Does It Ever Make Sense for a Leader to Strain?


Two quick public service announcements before today’s thoughts.

  1. On Newsweek’s “My Turn” page today, you’ll find a “letter to my son Jack” that I wrote in response to their cover story last week about the “Beached White Male.” I’d love to hear what you think.  And if you find it worth sharing, please do so. Hint: Parents with boys, including adult boys, might appreciate it.

2.  Today, in collaboration with three people-institutions I admire, I am launching a new website, The site is dedicated to exploring the ways in which changes in education, work and family are affecting boys and men, and the opportunity that men have to grow, change, and contribute in meaningful new ways. If you or others are interested in this discussion, please take a look at today’s first roll-out and come back as we frequently enrich the site. Onward…

My friend Patty sent me an email last week saying she enjoys RFL every week, but confessing that she often forgets to do what I’ve suggested.  Then Linda Abar told me I misquoted her last week.  Ouch.  I wrote about how Linda, my voice teacher, was teaching me how great singing is improved by practicing a “drunk tongue” which loosens up your jaw.  I wrote that good parent-boss leadership is similarly loose, not strained, not fearful, not fighting.  She agreed.  So, what did I get wrong?

Linda said, “singing never involves strain,” while I had implied that it has to do with modulating how you strain.  It made me wonder:  So strain is never good?  I pushed back – not about singing, cuz she’s forgotten more than I’ll never know about that.  But how about golf: there’s a lot of truth to ease, no strain, but Tiger and those guys swing hard.  I think they strain.  Sprinters strain at the end, don’t they? Don’t editors push at the end? In leading don’t you stretch yourself and your team some?

Linda held firm. She didn’t know golf, but said, “Is it strain? You’re stretching muscles. There’s a firm grip. But are you straining?” What do YOU think?  What would the best golf, tennis, running, editing, conducting coaches say about strain?  Despite my arguments, I think Linda’s right – about just about anything. Yes, sometimes there’s urgency, an emergency, a need for a last minute push. But I think it’s super rare – if ever – that we need to strain.  Instead, we do it out of fear, and in the end we work against ourselves.

So, if you’re like Patty who forgets to try my wacky ideas out, here’s some mental cues to use when you feel like straining, yelling, knee-jerking, squashing someone, raising your voice, panicking, sending an email or proposal before you really think it’s right:


* Breathe.  3 Counts in.  3 counts holding. 3 counts on the out breath.

* Ask: Am I doing this out of fear or trust?

* Ask: Will it promote others’ empowerment or deflate them?
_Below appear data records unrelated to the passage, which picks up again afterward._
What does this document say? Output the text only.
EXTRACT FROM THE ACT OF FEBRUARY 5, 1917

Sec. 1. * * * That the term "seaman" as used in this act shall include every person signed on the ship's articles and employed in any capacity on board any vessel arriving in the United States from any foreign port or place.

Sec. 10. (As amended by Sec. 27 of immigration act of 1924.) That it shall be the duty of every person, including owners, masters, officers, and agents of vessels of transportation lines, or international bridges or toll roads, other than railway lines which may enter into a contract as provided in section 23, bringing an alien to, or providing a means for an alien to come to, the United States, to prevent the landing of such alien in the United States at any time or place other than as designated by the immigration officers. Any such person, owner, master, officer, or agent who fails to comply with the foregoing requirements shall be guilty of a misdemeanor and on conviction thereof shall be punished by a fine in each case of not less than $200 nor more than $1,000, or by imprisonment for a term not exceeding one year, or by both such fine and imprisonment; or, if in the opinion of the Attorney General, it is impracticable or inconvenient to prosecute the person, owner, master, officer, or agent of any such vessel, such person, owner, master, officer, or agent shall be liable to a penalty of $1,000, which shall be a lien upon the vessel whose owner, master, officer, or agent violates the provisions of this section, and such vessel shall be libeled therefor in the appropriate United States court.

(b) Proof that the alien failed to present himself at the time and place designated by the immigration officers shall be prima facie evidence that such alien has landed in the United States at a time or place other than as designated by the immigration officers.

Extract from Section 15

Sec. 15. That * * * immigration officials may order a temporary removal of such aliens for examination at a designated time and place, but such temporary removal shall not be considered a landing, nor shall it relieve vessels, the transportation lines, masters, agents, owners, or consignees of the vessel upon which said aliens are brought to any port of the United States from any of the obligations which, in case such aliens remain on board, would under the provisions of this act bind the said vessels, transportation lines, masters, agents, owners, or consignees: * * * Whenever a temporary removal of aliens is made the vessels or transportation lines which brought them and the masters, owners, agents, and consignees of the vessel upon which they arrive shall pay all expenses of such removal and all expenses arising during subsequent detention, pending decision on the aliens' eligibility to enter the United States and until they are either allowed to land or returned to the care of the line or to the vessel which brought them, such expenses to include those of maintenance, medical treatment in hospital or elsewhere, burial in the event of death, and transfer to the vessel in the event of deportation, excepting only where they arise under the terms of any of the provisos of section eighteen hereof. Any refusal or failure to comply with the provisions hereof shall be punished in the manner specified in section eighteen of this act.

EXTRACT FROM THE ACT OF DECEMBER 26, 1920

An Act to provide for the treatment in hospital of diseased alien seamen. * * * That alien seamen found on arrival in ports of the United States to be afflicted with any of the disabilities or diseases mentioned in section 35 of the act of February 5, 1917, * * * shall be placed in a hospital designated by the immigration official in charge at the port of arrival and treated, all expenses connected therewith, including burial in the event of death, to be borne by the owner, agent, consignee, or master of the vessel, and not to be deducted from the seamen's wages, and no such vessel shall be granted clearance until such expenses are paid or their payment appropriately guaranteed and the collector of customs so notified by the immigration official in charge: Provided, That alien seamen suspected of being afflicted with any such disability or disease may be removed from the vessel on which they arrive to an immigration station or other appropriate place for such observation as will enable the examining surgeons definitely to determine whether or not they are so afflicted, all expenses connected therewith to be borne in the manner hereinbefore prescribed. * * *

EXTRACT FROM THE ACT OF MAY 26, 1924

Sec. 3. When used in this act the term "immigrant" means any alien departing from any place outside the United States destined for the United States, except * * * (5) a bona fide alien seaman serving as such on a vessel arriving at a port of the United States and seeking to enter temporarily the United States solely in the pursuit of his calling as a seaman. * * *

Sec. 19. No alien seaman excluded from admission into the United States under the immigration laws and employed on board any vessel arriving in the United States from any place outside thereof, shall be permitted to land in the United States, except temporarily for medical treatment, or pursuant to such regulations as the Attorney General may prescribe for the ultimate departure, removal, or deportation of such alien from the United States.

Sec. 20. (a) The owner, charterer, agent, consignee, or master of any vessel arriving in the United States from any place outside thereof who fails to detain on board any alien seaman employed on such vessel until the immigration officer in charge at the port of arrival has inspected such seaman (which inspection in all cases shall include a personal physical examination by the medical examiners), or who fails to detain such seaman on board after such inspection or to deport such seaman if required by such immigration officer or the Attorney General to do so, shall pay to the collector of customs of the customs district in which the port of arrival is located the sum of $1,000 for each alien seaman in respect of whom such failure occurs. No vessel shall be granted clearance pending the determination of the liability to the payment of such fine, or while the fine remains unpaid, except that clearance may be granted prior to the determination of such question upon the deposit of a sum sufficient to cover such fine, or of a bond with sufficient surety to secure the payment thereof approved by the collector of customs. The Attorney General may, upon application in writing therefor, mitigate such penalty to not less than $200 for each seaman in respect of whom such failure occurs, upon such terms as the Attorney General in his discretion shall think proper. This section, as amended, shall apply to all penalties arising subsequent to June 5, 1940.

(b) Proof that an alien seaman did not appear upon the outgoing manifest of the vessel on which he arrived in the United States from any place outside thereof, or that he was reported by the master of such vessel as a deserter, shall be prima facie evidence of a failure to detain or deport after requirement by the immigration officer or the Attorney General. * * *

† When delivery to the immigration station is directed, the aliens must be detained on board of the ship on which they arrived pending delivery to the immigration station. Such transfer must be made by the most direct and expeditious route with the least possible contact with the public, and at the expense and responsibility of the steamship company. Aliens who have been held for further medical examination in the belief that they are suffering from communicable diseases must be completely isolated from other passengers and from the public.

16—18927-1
* Ask:  Can I do the same thing but with ease, and thus

Lead with your best self,


  • Amazing. You’re one of the resources who pretty much weighs in on exactly what I’m thinking about when I read your work. I’ve become very interested in lean manufacturing, how to manage and coach for it and how it works with flow, cycles and ease once you catch the wave. About my TM practice of 35 years that is always about ease, never about strain. It does take discipline to do either one every day. And it takes discipline not to go for the quick fix in lean coaching or to try to deepen the experience with effort when meditating. But discipline and strain aren’t the same, and the amount of discipline is far less once we stop pushing and feel the pull of the effortless process.

    Yes, I think the distinction between stretching and straining are important ones as well. It’s often very much of a stretch not to strain. And if your voice teacher was in my town, I’d start lessons tomorrow.

  • As it relates to golf, strain can be harmful. Staying loose and “in the zone” while holding on to confidence and concentration is the formula for success.

    Tiger Woods really does know how to concentrate when playing golf but when his focus transforms into “trying too hard” that stressful attitude usually results in missed shots….that is my observation of some of his recent TV broadcast golf performances.

  • Thanks for the Newsweek article, Dan. Relatives from Grand Haven just forwarded it.

    I last saw you in Estes Park at a Kellogg Fellows reunion. I don’t recall if Jack was with you then, but my JP is thirteen, and there was a small cadre of young males from that generation who got along great and provided hope for us parents.

    We also have hopes that JP will be a good man; he’s also a good athlete and artist, and we were just praising him because he’s a ‘go to guy’ with his peers who know he’s responsible with his school work and will help them out with their assignments. I’m still waiting for him to pass me up in height, though.

  • It is Wednesday, and I am finally reading the RFL . . . no strain? Ideally we are prepared and trained so that what we do is done without strain. Strain is the result of not being prepared. We face events which are no expected, and which we cannot plan for, nor train for, and then strain is imposed on us. We need to do all we can to stay within safe parameters, so that when the unexpected occurs we have a reserve of energy and a set of strategies that allow us to think of ways to deal with the unexpected as best we can. Leadership has some strain that cannot be comepletely avoided.